Горестно причитала Матильда, да только пути назад не было – тяжела доля принцессы, дочери своего отца – повели ее, точно козу на заклание, к алтарю – в праздник, знаменующий приход лета в суровые шотландские земли. Дышали жаром костры, звучали песни, пожелания счастья – слезы текли по щекам и путались в волосах. Точно во сне прошла церемония для Матильды – холодная рука, сжимающая ее дрожащую руку, объятия короля и матери-королевы, трапеза, чарка вина. Очнулась она только в ночи – на ложе, нагая, простоволосая.

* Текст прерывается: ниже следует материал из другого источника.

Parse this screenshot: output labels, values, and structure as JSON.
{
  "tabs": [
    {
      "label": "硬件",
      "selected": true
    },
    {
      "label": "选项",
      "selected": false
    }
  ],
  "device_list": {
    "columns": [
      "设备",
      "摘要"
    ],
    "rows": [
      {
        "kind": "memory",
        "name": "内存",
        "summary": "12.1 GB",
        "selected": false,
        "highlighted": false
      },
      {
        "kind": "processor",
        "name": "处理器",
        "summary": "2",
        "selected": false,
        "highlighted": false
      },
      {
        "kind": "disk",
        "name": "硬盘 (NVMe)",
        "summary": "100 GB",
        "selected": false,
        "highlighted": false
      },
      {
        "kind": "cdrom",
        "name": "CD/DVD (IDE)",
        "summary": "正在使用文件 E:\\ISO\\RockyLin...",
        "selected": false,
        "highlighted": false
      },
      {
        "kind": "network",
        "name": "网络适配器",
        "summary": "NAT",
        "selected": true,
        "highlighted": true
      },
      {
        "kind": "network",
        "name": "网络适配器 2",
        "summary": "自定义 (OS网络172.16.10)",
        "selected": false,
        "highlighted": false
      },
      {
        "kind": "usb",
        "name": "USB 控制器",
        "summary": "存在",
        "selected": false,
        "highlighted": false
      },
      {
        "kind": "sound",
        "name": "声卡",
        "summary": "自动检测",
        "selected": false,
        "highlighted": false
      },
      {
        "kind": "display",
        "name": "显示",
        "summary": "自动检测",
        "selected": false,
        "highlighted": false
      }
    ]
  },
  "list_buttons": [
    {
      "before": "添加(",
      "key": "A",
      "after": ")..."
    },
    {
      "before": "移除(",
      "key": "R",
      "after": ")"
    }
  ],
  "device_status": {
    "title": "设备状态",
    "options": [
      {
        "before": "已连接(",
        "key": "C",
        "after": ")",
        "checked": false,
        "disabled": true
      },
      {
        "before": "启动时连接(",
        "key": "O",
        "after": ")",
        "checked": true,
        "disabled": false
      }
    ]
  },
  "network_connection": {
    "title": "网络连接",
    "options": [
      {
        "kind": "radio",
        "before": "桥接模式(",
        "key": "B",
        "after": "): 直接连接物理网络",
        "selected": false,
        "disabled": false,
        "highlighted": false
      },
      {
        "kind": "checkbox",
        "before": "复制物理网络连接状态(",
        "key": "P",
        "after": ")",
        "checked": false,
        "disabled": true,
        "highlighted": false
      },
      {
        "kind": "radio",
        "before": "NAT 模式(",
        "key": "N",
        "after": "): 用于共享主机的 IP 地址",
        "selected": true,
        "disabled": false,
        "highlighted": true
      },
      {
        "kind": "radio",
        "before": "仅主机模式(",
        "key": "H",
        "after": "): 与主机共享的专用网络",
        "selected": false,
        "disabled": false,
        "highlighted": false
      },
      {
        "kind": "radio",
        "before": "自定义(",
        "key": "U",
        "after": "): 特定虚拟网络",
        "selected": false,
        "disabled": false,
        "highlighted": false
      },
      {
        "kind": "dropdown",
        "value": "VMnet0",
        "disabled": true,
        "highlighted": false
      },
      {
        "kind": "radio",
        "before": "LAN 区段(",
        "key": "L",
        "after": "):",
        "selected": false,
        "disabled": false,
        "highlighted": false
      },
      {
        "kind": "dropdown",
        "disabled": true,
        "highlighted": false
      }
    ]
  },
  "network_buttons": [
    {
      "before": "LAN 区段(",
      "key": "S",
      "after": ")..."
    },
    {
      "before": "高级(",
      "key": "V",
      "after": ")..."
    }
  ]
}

- Прошу, пощади!.. – но замерли слова на губах – так поцелуй прерывает любые молитвы – так госпожа, по силам равная своему господину, вступила на место испуганной девы.
Беда приближалась.
***
На дне зрачка – сотни невинных жизней – цена короны – не вспомнить и не забыть. Слова становятся старше, дерево обращается в труху - волчий след обрывается на середине. Погрешность выбора – девичья память: оторвется лоскут, не сыскать, не воротить, не пришить обратно – заметет снегом. Что же ты творишь, тварь невидимая, обезумивший бог? Или уже и не бог вовсе?
***
Вторую седмицу к ряду Талдос не мог заснуть. Когда нет на сердце покоя – страдает тело. Мерещилось ему всякое – то Руэридх – сын болотной собаки – разведал о хитроумном плане и теперь выжидает, ждет удобного случая, чтоб нанести удар; то Матильда, свихнувшаяся от беременности и власти, выходит из-под контроля чар – чем дальше, тем труднее становилось подмешивать ей в еду галлюциногенное зелье – слишком много людей теперь сновало вокруг нее; то Бран, поддавшись не то жалости, не то страху, передумал идти на Стерлинг войной, забился в свой угол, ждет скорой кончины. Темны были думы Талдоса, темней самой темной ночи, не помогал ни дубовый отвар, ни руны, отвращающие злых духов. Он ждал знака, но знака не было. Боги безмолвствовали, время шло, истончалось, просачивалось точно вода сквозь пальцы. Руэридх набирал мощь – уж какие демоны поддерживали его на пути, но мало по малому он менялся, становился умнее, коварней, сильнее физически и душевно. Чутье подсказывало друиду – пройдет еще совсем ничего, и никто уже не сможет остановить победное шествие короля. Подобное не могло не вызывать опасений – Талдос чувствовал – над ним сгущаются тучи. Гурт, ученик, мальчишка, проводил в покоях королевских по много часов, в то время как про существование верховного словно и позабыли вовсе. С одной стороны – то было во благо – в тиши, темноте и безвестности плести паутину много проще, нежели на свету; с другой – новая метла по-новому метет. Конец близился.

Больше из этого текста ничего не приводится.